The last decade has in particular brought one setback after another.

Following the 2007-8 financial crisis, growth has remained sluggish and unemployment high. The eurozone debt crisis almost forced Greece out and German-led austerity has caused a legacy of bitterness.

Europe has also failed to halt the carnage in Syria and the conflict in Ukraine, both sources of tension with Russia, while a series of Islamist terror attacks have transformed the security environment.

A wave of 1.4 million asylum seekers in 2015 and 2016, largely sparked by the Syria war, has meanwhile shattered the EU's facade of solidarity as Eastern Europe blamed Germany's open-door policy for the influx.

"Never before have I seen such fragmentation and also such little convergence in our union," European Commission chief Jean-Claude Juncker said last year.

Many in Brussels hope that unity in the face of Brexit negotiations, and clarity after key elections in France and Germany, will help to focus minds by the end of 2017.

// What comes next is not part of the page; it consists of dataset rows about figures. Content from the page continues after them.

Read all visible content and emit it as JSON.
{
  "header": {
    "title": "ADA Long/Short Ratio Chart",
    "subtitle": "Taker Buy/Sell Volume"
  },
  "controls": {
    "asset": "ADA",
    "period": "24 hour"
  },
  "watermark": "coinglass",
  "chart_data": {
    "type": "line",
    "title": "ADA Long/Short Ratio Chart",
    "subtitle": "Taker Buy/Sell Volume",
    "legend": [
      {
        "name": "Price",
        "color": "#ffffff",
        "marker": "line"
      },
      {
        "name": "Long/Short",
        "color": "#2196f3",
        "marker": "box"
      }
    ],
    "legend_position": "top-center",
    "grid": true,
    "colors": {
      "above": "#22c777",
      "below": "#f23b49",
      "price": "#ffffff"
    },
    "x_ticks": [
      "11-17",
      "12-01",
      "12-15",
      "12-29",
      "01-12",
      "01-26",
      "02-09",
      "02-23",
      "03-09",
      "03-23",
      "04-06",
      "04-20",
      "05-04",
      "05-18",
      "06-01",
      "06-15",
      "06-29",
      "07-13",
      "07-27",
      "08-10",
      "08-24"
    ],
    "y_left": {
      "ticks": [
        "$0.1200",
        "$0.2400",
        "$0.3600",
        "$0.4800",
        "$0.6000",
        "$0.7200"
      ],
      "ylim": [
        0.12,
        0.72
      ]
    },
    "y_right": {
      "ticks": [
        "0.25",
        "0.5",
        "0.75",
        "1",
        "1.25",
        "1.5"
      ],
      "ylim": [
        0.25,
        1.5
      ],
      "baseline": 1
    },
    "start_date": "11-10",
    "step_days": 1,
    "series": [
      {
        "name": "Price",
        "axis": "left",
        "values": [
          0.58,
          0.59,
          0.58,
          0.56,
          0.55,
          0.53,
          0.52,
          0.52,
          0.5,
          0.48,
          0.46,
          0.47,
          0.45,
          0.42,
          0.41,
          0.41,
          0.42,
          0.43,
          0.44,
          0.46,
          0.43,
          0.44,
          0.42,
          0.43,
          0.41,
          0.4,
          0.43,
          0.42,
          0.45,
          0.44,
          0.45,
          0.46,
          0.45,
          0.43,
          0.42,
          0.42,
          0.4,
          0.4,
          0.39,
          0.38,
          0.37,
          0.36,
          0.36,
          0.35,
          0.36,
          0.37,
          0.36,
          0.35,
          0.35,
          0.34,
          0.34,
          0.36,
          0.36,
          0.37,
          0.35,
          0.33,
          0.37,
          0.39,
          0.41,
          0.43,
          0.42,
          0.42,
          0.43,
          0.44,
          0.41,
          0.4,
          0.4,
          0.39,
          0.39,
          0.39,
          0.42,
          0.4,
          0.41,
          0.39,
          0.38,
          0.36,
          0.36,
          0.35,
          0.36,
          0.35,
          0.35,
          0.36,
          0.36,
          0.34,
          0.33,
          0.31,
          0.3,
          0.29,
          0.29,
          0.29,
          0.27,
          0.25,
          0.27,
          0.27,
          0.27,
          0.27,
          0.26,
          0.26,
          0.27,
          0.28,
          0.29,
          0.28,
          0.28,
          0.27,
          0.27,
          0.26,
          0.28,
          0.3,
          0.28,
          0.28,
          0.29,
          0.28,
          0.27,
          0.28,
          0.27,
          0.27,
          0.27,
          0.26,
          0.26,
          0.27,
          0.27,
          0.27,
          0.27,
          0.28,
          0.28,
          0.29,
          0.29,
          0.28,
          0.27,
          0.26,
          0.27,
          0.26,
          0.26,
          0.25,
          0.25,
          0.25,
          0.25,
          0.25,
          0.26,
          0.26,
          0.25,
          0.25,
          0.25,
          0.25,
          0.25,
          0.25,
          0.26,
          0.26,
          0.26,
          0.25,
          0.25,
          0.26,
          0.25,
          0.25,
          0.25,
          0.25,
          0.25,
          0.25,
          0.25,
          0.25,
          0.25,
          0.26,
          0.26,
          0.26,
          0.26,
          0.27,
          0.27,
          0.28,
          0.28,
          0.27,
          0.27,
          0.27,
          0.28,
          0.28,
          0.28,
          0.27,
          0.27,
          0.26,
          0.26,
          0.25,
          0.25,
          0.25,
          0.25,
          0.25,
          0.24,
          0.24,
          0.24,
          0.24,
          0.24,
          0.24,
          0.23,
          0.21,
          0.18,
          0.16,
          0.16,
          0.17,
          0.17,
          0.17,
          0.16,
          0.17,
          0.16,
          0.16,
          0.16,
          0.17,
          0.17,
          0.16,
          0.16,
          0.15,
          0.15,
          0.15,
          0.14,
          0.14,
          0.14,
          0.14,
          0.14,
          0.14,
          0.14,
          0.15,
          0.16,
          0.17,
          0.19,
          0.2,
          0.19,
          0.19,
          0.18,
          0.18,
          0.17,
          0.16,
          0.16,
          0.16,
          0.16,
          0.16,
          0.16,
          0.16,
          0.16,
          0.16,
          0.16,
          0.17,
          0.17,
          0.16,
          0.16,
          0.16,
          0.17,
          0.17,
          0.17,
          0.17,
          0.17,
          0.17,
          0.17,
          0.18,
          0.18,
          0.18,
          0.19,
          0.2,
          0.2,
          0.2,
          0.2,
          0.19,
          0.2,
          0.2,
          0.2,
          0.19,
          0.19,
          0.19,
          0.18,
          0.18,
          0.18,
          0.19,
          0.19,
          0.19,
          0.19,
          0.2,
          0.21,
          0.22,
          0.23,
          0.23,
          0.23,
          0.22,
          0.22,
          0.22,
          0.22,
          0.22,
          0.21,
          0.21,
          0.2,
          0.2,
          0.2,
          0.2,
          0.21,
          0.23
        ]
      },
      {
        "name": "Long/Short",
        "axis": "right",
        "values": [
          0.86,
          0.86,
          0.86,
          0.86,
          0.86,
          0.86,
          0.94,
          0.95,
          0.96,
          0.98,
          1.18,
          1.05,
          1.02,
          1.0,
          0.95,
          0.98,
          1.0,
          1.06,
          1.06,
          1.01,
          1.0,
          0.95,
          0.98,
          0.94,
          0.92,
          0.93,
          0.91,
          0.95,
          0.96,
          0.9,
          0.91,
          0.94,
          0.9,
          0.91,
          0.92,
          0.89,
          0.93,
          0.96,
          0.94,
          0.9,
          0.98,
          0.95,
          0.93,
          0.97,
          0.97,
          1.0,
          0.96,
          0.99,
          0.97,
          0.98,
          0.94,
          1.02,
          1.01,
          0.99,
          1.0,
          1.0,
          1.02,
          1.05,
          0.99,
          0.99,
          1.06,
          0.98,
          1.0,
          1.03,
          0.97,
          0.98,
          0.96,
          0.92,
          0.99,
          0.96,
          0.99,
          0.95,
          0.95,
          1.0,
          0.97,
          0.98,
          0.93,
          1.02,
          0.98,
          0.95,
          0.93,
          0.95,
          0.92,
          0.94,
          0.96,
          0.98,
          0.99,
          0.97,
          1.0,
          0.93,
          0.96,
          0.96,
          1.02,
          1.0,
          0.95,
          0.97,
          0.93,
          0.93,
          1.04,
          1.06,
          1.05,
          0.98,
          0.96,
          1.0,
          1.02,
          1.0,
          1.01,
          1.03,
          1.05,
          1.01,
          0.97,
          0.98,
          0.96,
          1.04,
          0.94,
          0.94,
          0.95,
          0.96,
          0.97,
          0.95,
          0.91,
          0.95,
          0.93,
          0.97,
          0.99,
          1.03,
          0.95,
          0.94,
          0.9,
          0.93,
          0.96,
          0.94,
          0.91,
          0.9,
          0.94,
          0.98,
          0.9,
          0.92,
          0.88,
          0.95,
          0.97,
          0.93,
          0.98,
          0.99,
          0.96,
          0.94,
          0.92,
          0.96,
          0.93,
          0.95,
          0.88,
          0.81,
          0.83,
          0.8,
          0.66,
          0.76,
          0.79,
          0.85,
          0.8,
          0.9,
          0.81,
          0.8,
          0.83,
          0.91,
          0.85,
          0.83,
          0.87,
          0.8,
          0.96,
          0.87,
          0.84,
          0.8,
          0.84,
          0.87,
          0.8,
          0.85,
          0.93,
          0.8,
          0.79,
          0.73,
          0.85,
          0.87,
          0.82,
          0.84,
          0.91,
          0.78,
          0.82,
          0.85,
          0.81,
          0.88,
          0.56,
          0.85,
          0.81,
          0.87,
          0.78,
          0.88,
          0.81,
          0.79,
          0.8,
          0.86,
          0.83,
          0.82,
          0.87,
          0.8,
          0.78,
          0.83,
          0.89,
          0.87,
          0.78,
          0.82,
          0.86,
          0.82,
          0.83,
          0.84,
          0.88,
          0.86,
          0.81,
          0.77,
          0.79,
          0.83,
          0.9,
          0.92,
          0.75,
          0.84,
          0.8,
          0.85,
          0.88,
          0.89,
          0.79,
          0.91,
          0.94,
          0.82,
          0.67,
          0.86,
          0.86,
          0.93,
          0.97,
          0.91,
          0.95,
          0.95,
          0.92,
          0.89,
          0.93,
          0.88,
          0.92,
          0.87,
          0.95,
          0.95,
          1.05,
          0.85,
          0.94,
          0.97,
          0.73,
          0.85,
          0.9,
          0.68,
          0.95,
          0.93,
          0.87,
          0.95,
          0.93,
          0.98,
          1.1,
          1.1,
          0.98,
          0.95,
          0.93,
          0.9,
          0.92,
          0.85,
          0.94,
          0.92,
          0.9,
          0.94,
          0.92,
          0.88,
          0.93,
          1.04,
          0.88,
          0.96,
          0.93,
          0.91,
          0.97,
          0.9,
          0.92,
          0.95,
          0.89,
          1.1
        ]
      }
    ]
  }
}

But they are already divided over what comes next.

Some want to push ahead with defence, especially amid insecurity over new US President Donald Trump's commitment, or the economy, while others in the former Soviet east want to ease off on integration.

But most will still want to keep the advances that the last 60 years have brought, said Hendrik Vos, a professor at the University of Ghent.

"It is not the most efficient and not the most beautiful way to escape from a swamp -- but you can escape a swamp by muddling through and that's the way the EU operates," he said.